The last comparable earthquake on that fault line was a 5.4-magnitude temblor in 1998, she said.
Janet Drysdale, a seismologist with the Geological Survey of Canada, said people should take precautions to protect themselves in the event of aftershocks, either by taking cover under a desk if the building is solidly constructed or leaving the building and getting a safe distance away if it is poorly constructed.
She said that because the Ottawa area is in an earthquake zone, most of the buildings have been built to withstand this type of earthquake.
Felt like 'dynamite'
Geneviève Blais lives on Hawk Lake, about five kilometres from the earthquake's epicentre in western Quebec.
She said she and her husband were doing some work on the deck when they noticed the first tremor.

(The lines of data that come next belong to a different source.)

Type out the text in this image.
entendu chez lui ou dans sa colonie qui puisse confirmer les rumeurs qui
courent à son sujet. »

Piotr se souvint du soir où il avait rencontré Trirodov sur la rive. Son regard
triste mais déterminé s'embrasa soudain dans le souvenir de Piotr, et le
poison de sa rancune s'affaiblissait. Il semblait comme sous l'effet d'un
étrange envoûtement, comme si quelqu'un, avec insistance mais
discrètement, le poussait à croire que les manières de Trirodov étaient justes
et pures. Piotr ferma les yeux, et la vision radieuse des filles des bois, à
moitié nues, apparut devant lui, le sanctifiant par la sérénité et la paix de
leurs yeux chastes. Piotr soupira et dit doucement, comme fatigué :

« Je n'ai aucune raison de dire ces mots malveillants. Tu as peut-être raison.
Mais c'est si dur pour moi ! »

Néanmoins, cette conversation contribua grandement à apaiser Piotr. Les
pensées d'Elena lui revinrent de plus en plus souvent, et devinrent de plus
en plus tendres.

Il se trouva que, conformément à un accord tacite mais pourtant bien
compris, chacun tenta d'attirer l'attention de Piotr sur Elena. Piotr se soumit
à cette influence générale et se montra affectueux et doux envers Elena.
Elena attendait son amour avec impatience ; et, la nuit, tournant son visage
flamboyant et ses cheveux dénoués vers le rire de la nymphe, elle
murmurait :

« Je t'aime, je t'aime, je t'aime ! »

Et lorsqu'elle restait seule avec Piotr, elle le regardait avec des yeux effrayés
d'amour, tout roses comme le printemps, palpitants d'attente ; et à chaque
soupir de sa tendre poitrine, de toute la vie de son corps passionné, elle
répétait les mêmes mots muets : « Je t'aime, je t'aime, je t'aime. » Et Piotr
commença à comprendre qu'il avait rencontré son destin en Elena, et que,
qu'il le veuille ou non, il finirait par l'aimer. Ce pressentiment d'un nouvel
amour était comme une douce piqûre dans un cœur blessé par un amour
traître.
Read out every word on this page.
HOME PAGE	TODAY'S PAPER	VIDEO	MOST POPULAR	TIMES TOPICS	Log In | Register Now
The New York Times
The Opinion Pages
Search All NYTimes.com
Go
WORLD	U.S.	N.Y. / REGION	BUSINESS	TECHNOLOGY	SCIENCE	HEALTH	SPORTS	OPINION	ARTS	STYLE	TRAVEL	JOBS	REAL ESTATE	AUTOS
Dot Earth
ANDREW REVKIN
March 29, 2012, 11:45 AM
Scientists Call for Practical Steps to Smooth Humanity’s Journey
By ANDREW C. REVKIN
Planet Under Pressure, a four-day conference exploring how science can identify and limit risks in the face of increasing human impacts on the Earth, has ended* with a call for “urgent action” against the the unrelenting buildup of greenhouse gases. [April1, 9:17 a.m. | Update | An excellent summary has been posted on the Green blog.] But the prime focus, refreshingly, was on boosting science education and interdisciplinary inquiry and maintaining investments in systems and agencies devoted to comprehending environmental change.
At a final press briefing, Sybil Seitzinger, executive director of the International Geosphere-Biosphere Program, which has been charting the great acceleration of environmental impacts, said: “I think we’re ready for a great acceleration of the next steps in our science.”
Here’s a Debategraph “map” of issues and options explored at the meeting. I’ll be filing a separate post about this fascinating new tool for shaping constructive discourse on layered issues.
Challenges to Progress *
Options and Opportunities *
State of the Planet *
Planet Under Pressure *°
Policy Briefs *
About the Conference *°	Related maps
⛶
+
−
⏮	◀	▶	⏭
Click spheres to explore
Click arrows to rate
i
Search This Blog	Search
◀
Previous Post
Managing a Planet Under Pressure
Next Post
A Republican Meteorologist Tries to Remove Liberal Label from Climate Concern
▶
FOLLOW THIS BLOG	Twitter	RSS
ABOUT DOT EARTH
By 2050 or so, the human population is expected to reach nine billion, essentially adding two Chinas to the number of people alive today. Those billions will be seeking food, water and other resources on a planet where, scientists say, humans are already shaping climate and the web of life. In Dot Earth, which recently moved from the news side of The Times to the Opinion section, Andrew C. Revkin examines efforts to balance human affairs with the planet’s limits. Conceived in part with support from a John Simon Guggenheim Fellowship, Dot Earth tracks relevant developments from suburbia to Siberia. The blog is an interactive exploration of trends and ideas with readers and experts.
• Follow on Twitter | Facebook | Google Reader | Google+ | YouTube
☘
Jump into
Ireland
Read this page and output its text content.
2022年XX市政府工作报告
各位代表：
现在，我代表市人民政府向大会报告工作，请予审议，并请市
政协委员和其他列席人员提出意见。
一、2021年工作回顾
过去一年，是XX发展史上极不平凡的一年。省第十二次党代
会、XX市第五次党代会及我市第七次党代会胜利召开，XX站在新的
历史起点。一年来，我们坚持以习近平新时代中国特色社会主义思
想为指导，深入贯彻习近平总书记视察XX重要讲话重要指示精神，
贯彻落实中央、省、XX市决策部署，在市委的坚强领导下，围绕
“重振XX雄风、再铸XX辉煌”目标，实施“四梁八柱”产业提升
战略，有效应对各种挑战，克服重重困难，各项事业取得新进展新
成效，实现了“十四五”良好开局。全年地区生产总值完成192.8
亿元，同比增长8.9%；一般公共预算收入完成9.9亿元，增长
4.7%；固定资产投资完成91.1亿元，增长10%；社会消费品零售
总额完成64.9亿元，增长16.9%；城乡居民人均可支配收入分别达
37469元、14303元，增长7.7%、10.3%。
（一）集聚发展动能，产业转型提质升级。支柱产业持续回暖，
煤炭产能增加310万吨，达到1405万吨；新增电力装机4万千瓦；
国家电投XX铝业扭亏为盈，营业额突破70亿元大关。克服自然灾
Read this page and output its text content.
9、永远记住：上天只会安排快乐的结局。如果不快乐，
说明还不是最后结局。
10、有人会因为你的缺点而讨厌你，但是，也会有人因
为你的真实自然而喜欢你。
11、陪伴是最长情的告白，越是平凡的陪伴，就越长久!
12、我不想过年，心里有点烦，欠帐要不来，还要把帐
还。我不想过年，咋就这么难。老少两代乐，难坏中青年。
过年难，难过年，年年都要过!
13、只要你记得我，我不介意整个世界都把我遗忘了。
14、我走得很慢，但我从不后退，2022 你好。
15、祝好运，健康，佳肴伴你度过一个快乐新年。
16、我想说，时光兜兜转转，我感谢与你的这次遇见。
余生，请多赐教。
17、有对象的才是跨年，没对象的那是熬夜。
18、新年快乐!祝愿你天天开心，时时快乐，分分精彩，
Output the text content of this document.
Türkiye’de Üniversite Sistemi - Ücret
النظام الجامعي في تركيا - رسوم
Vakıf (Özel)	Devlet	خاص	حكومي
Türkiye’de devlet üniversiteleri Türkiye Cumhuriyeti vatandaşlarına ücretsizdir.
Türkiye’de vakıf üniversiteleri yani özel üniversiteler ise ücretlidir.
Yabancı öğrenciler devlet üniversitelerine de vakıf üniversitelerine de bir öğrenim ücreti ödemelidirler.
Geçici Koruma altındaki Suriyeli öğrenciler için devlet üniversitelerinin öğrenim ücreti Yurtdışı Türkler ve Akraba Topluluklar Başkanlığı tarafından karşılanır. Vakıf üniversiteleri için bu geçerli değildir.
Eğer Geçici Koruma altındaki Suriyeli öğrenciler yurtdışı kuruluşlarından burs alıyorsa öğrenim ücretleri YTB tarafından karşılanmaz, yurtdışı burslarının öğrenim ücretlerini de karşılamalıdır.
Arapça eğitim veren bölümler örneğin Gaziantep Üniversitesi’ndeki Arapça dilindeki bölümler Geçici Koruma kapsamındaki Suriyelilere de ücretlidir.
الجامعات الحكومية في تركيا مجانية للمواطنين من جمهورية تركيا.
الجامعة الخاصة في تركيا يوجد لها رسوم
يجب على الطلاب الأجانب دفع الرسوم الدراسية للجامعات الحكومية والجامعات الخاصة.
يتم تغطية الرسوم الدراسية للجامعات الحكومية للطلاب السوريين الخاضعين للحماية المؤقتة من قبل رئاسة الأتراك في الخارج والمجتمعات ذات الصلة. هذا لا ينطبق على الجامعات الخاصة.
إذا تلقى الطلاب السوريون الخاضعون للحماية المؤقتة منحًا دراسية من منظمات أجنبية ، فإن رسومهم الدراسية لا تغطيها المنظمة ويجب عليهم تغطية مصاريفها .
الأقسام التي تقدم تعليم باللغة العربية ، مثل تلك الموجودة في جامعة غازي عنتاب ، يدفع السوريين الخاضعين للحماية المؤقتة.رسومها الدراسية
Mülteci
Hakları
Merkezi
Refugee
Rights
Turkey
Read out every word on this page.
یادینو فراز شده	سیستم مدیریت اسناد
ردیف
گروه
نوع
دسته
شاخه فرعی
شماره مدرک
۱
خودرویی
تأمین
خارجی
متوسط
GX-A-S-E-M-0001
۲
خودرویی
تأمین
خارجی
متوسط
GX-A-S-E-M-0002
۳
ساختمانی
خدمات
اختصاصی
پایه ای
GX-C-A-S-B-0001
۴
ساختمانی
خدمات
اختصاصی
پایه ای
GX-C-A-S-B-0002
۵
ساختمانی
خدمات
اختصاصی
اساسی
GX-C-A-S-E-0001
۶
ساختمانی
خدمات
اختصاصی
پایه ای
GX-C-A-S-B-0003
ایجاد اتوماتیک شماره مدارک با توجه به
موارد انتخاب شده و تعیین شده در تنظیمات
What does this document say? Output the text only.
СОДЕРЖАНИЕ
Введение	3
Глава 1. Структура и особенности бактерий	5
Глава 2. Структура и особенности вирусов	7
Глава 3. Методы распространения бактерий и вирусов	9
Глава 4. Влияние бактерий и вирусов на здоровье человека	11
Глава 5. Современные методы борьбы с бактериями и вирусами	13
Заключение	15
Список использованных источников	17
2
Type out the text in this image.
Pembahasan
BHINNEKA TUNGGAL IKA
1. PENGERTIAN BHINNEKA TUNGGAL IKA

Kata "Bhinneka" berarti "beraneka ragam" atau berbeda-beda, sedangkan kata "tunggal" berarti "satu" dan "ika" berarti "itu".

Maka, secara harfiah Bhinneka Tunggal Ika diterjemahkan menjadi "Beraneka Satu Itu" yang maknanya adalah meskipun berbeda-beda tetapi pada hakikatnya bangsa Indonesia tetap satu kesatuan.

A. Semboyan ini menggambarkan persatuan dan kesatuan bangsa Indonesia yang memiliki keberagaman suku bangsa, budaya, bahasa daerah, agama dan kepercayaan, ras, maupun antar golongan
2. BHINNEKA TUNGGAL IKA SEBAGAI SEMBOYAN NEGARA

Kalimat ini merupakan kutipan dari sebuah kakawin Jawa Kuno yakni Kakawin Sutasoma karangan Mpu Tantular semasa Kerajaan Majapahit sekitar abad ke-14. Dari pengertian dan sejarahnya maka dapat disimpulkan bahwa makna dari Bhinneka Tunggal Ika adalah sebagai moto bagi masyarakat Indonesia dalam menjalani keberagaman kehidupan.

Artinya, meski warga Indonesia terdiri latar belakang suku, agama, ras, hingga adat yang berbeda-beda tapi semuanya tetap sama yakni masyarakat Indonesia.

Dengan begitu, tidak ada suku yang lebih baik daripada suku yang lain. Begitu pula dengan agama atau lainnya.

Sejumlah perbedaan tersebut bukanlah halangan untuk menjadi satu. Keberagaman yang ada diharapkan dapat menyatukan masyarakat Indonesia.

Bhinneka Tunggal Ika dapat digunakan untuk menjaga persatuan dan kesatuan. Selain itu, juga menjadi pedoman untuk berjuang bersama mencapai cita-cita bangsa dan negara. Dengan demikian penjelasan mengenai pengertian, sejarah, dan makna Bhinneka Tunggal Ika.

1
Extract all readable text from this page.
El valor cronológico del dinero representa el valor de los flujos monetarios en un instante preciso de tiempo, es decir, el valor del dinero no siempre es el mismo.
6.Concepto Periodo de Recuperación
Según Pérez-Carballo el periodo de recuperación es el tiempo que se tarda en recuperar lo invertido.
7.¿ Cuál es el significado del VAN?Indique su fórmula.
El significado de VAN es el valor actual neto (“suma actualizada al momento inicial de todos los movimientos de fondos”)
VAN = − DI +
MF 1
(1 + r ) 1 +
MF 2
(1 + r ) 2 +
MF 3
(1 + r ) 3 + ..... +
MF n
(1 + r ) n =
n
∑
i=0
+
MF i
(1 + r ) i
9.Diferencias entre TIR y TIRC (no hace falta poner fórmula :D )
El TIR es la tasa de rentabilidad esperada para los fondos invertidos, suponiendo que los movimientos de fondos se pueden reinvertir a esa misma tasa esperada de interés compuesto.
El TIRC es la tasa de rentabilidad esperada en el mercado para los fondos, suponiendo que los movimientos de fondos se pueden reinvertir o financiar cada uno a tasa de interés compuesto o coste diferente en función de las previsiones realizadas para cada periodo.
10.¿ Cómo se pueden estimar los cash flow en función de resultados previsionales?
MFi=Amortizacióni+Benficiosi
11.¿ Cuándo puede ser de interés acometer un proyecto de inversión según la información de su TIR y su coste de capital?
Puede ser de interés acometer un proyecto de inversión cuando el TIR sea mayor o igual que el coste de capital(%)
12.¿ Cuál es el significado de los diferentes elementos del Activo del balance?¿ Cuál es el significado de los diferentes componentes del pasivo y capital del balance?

"Thank God we weren't on a ladder," she told CBC News. "It felt like someone set off dynamite below us. Pictures fell from the walls and lamps got knocked off their pedestals."
Blais said she still felt rumbling below the house at 2:40 p.m., nearly an hour after the earthquake was reported.
"It sounds like thunder, but the electricity hasn't gone out," she said.
Office workers shaken
Kathleen Sullivan was working on the eighth floor of an office in downtown Toronto when the quake hit.
"It was very peculiar, because we could actually see the plants on our window shelf shaking.
"By the time we gathered in the hall and figured out it wasn't our imagination, it stopped. But it was easily a minute of things shaking."
The quake was felt as far southwest as Windsor, Ont., along the Canada-U.S. border.
"I was just laying in bed … and the bed just started to move side to side … just gently," said Darren Bonnici, who lives on the 10th floor of an apartment building along the city's riverfront.
"Sort of, almost like a mother would rock a baby in a crib," said Bonnici, adding the feeling lasted for about five seconds. "I thought right away it must have been an earthquake."
The earthquake was felt across Montreal and in the city's outer regions, including the Laurentians and the Chateauguay Valley.
Marcel Maheux said he felt the ground move under his house in the Laurentians just after 1:45 p.m.
"It was big enough that my house and windows shook hard," said Maheux, who lives in Rivière-Rouge. "It lasted at least 15 seconds and it passed, but it was very, very strong."
Hugh Maynard, who lives in Ormstown, southwest of Montreal, said his house was "rocking back and forth."
Montreal police said no damage was reported to them.